There is still considerable trepidation in national security circles about the possibility of a Trump presidency. “Serious people I talk to both in the executive branch and on Capitol Hill believe that Hillary Clinton would be a better commander in chief,” he says. “She knows the players, has dealt with them. And she probably understands the nuances of what is happening” around the world.
Trump causes watchers to shake their heads. On the defense budget he first railed at the Pentagon for spending too much.
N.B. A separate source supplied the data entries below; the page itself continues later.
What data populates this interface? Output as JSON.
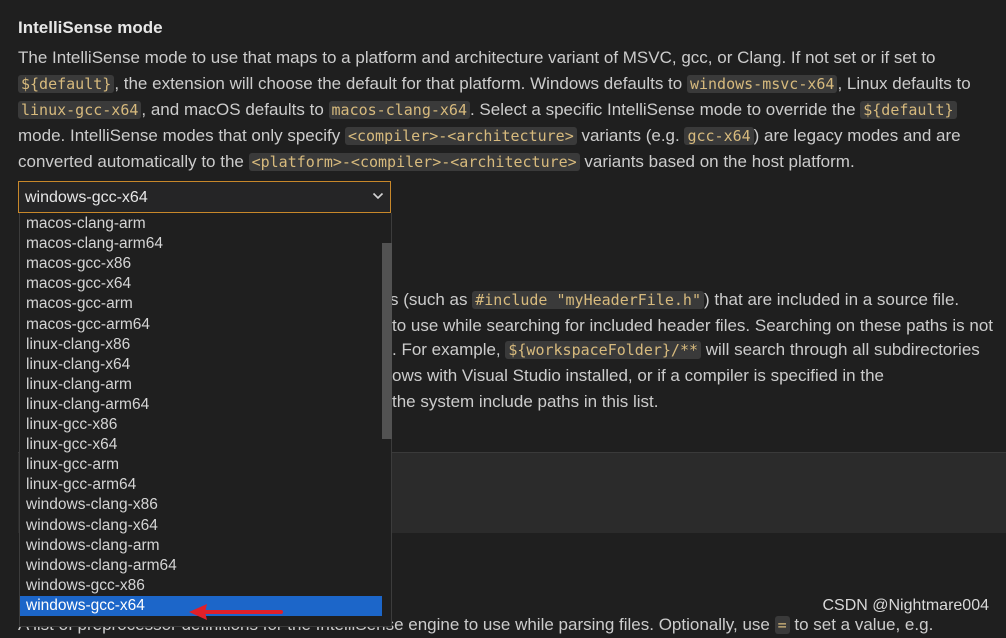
{
  "setting": {
    "title": "IntelliSense mode",
    "desc_lines": [
      [
        {
          "t": "The IntelliSense mode to use that maps to a platform and architecture variant of MSVC, gcc, or Clang. If not set or if set to"
        }
      ],
      [
        {
          "c": "${default}"
        },
        {
          "t": ", the extension will choose the default for that platform. Windows defaults to "
        },
        {
          "c": "windows-msvc-x64"
        },
        {
          "t": ", Linux defaults to"
        }
      ],
      [
        {
          "c": "linux-gcc-x64"
        },
        {
          "t": ", and macOS defaults to "
        },
        {
          "c": "macos-clang-x64"
        },
        {
          "t": ". Select a specific IntelliSense mode to override the "
        },
        {
          "c": "${default}"
        }
      ],
      [
        {
          "t": "mode. IntelliSense modes that only specify "
        },
        {
          "c": "<compiler>-<architecture>"
        },
        {
          "t": " variants (e.g. "
        },
        {
          "c": "gcc-x64"
        },
        {
          "t": ") are legacy modes and are"
        }
      ],
      [
        {
          "t": "converted automatically to the "
        },
        {
          "c": "<platform>-<compiler>-<architecture>"
        },
        {
          "t": " variants based on the host platform."
        }
      ]
    ]
  },
  "select": {
    "value": "windows-gcc-x64",
    "options": [
      "macos-clang-arm",
      "macos-clang-arm64",
      "macos-gcc-x86",
      "macos-gcc-x64",
      "macos-gcc-arm",
      "macos-gcc-arm64",
      "linux-clang-x86",
      "linux-clang-x64",
      "linux-clang-arm",
      "linux-clang-arm64",
      "linux-gcc-x86",
      "linux-gcc-x64",
      "linux-gcc-arm",
      "linux-gcc-arm64",
      "windows-clang-x86",
      "windows-clang-x64",
      "windows-clang-arm",
      "windows-clang-arm64",
      "windows-gcc-x86",
      "windows-gcc-x64"
    ],
    "selected": "windows-gcc-x64"
  },
  "background": {
    "lines": [
      [
        {
          "t": "iles (such as "
        },
        {
          "c": "#include \"myHeaderFile.h\""
        },
        {
          "t": ") that are included in a source file."
        }
      ],
      [
        {
          "t": "to use while searching for included header files. Searching on these paths is not"
        }
      ],
      [
        {
          "t": ". For example, "
        },
        {
          "c": "${workspaceFolder}/**"
        },
        {
          "t": " will search through all subdirectories"
        }
      ],
      [
        {
          "t": "ows with Visual Studio installed, or if a compiler is specified in the"
        }
      ],
      [
        {
          "t": "the system include paths in this list."
        }
      ]
    ],
    "bottom_line": [
      {
        "t": "A list of preprocessor definitions for the IntelliSense engine to use while parsing files. Optionally, use "
      },
      {
        "c": "="
      },
      {
        "t": " to set a value, e.g."
      }
    ]
  },
  "watermark": "CSDN @Nightmare004",
  "colors": {
    "accent_border": "#c8882a",
    "selection": "#1c66c9",
    "arrow": "#e0202a",
    "code_text": "#d7ba7d"
  }
}
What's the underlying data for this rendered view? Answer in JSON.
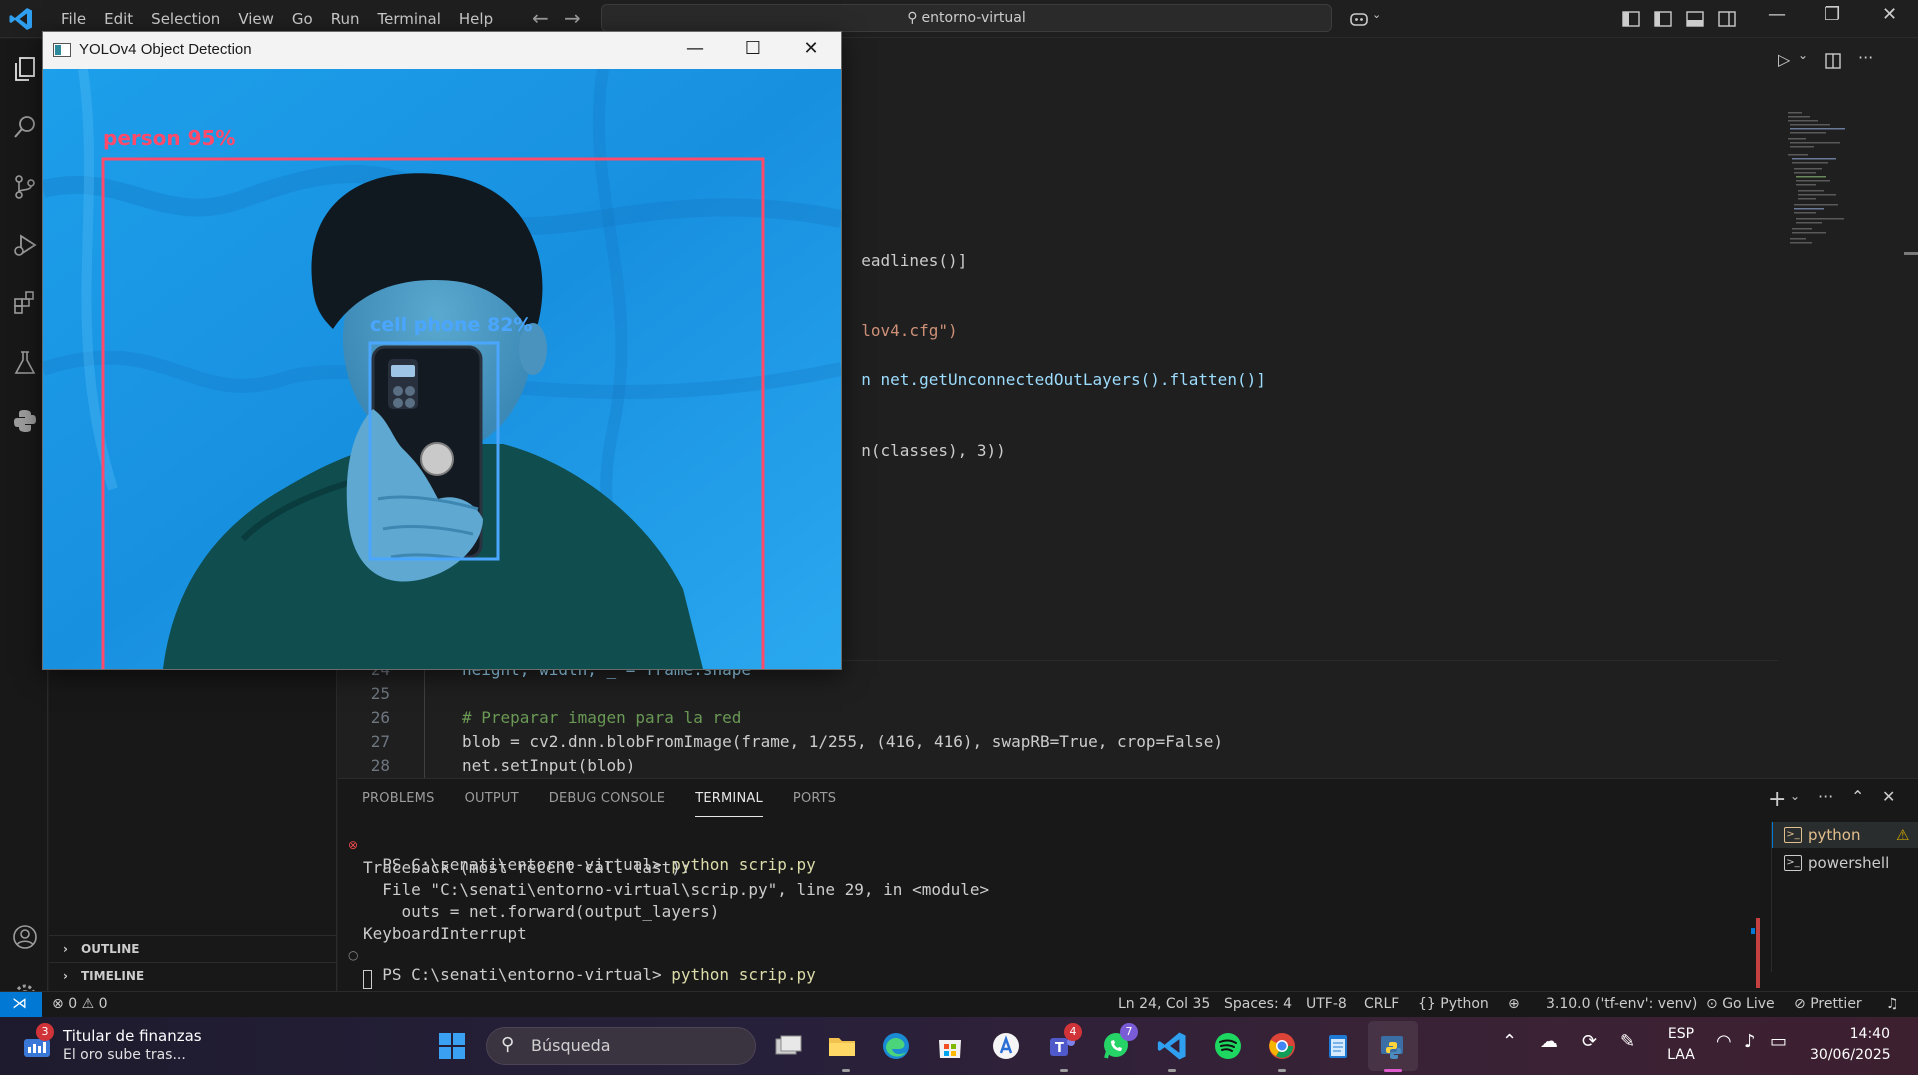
{
  "colors": {
    "accent": "#0078d4",
    "person_box": "#ff4a6b",
    "phone_box": "#4aa6ff",
    "backdrop": "#1a9ce8"
  },
  "menu": [
    "File",
    "Edit",
    "Selection",
    "View",
    "Go",
    "Run",
    "Terminal",
    "Help"
  ],
  "command_center": {
    "text": "entorno-virtual"
  },
  "sidebar": {
    "outline_label": "OUTLINE",
    "timeline_label": "TIMELINE"
  },
  "editor": {
    "visible_fragments": [
      {
        "text": "eadlines()]"
      },
      {
        "text": "lov4.cfg\")"
      },
      {
        "text": "n net.getUnconnectedOutLayers().flatten()]"
      },
      {
        "text": "n(classes), 3))"
      }
    ],
    "lines": [
      {
        "num": "24",
        "text": "height, width, _ = frame.shape"
      },
      {
        "num": "25",
        "text": ""
      },
      {
        "num": "26",
        "text": "# Preparar imagen para la red"
      },
      {
        "num": "27",
        "text": "blob = cv2.dnn.blobFromImage(frame, 1/255, (416, 416), swapRB=True, crop=False)"
      },
      {
        "num": "28",
        "text": "net.setInput(blob)"
      }
    ]
  },
  "panel": {
    "tabs": [
      "PROBLEMS",
      "OUTPUT",
      "DEBUG CONSOLE",
      "TERMINAL",
      "PORTS"
    ],
    "active_tab": "TERMINAL",
    "terminal": {
      "prompt": "PS C:\\senati\\entorno-virtual>",
      "command": "python scrip.py",
      "output": [
        "Traceback (most recent call last):",
        "  File \"C:\\senati\\entorno-virtual\\scrip.py\", line 29, in <module>",
        "    outs = net.forward(output_layers)",
        "KeyboardInterrupt"
      ]
    },
    "terminals": [
      "python",
      "powershell"
    ]
  },
  "statusbar": {
    "errors": "0",
    "warnings": "0",
    "cursor": "Ln 24, Col 35",
    "spaces": "Spaces: 4",
    "encoding": "UTF-8",
    "eol": "CRLF",
    "language": "Python",
    "interpreter": "3.10.0 ('tf-env': venv)",
    "golive": "Go Live",
    "prettier": "Prettier"
  },
  "yolo_window": {
    "title": "YOLOv4 Object Detection",
    "detections": [
      {
        "label": "person 95%"
      },
      {
        "label": "cell phone 82%"
      }
    ]
  },
  "taskbar": {
    "news_title": "Titular de finanzas",
    "news_sub": "El oro sube tras...",
    "news_badge": "3",
    "search_placeholder": "Búsqueda",
    "teams_badge": "4",
    "whatsapp_badge": "7",
    "lang": "ESP",
    "layout": "LAA",
    "time": "14:40",
    "date": "30/06/2025"
  }
}
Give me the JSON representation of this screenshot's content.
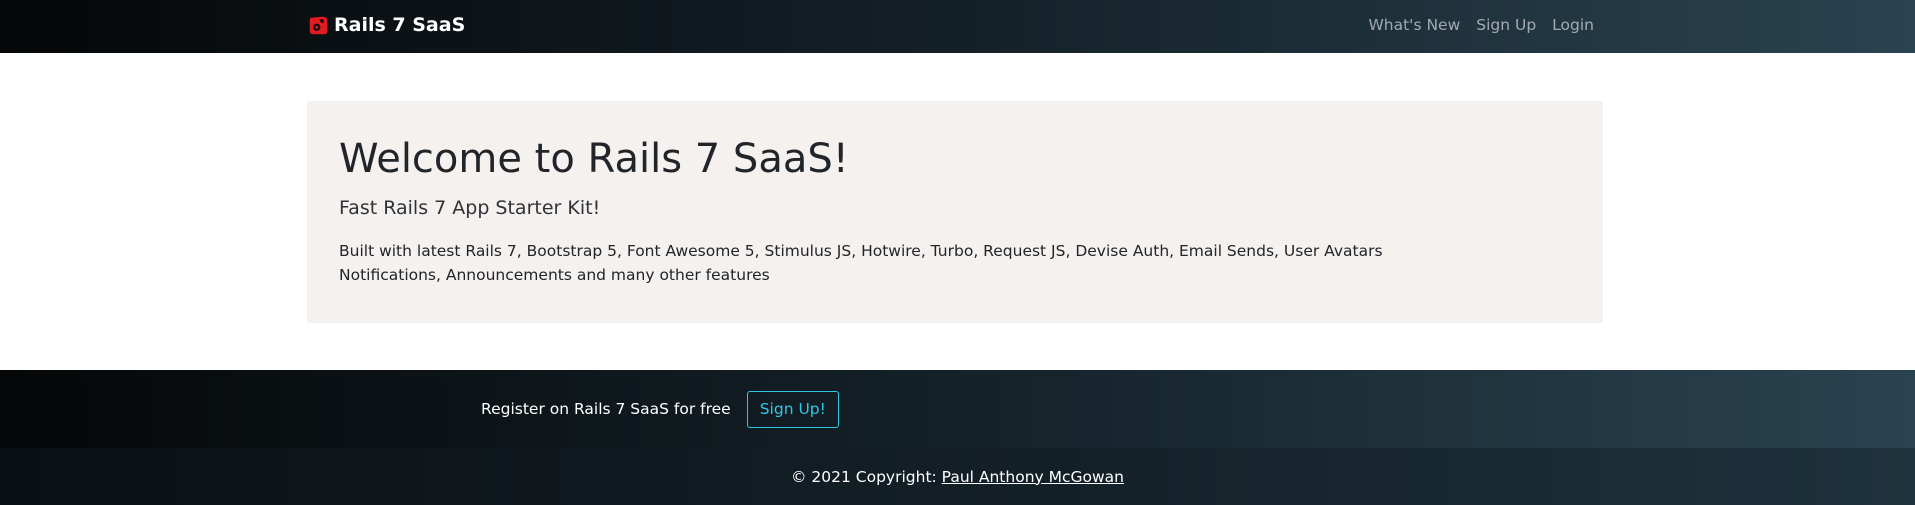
{
  "navbar": {
    "brand": "Rails 7 SaaS",
    "brand_icon": "rails-logo-icon",
    "links": [
      "What's New",
      "Sign Up",
      "Login"
    ]
  },
  "hero": {
    "title": "Welcome to Rails 7 SaaS!",
    "lead": "Fast Rails 7 App Starter Kit!",
    "description": "Built with latest Rails 7, Bootstrap 5, Font Awesome 5, Stimulus JS, Hotwire, Turbo, Request JS, Devise Auth, Email Sends, User Avatars Notifications, Announcements and many other features"
  },
  "footer": {
    "register_text": "Register on Rails 7 SaaS for free",
    "signup_button": "Sign Up!",
    "copyright_prefix": "© 2021 Copyright: ",
    "copyright_link": "Paul Anthony McGowan"
  },
  "colors": {
    "accent": "#2ec8e6",
    "brand_red": "#e21b23",
    "hero_bg": "#f5f1ef",
    "nav_dark": "#050708"
  }
}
Then he changed his mind and said the budget should be increased. “I think he has no idea of what the federal budget looks like, no conception of what has happened over the past 10 years in defense spending,” says Bell. “He talks about taking care of troops and increasing their compensation not recognizing that compensation costs have gone up.”
There are still pockets of insiders who would prefer a Trump administration because they worry about Clinton continuing Obama’s tepid approach to handling foreign crises and managing the defense bureaucracy, Bell observes. “There is tension between people in the industry who want more spending and programs accelerated, and people who say no matter how much money there is, there has to be a commander in chief with experience,” he says. “Given the unstable global situation, many would rather have Clinton in charge than someone who would have to learn defense from the ground up.”
In this uncertain political climate, some defense industry lobbyists are warning clients to stay on the sidelines and focus on what they might do to create a more beneficial business climate under a new administration, regardless of who wins in November. “It’s time to throw out the old playbook,” says Dan Hill, a long-time lobbyist and founder of Hill Impact.
He has advised his clients to not spend a dime on major party conventions or even contribute to campaigns.
“D.C. used to be 100 percent a relationship town and today it’s so much more than that,” he says. “Relationships still matter, but there’s more to it than there used to be.”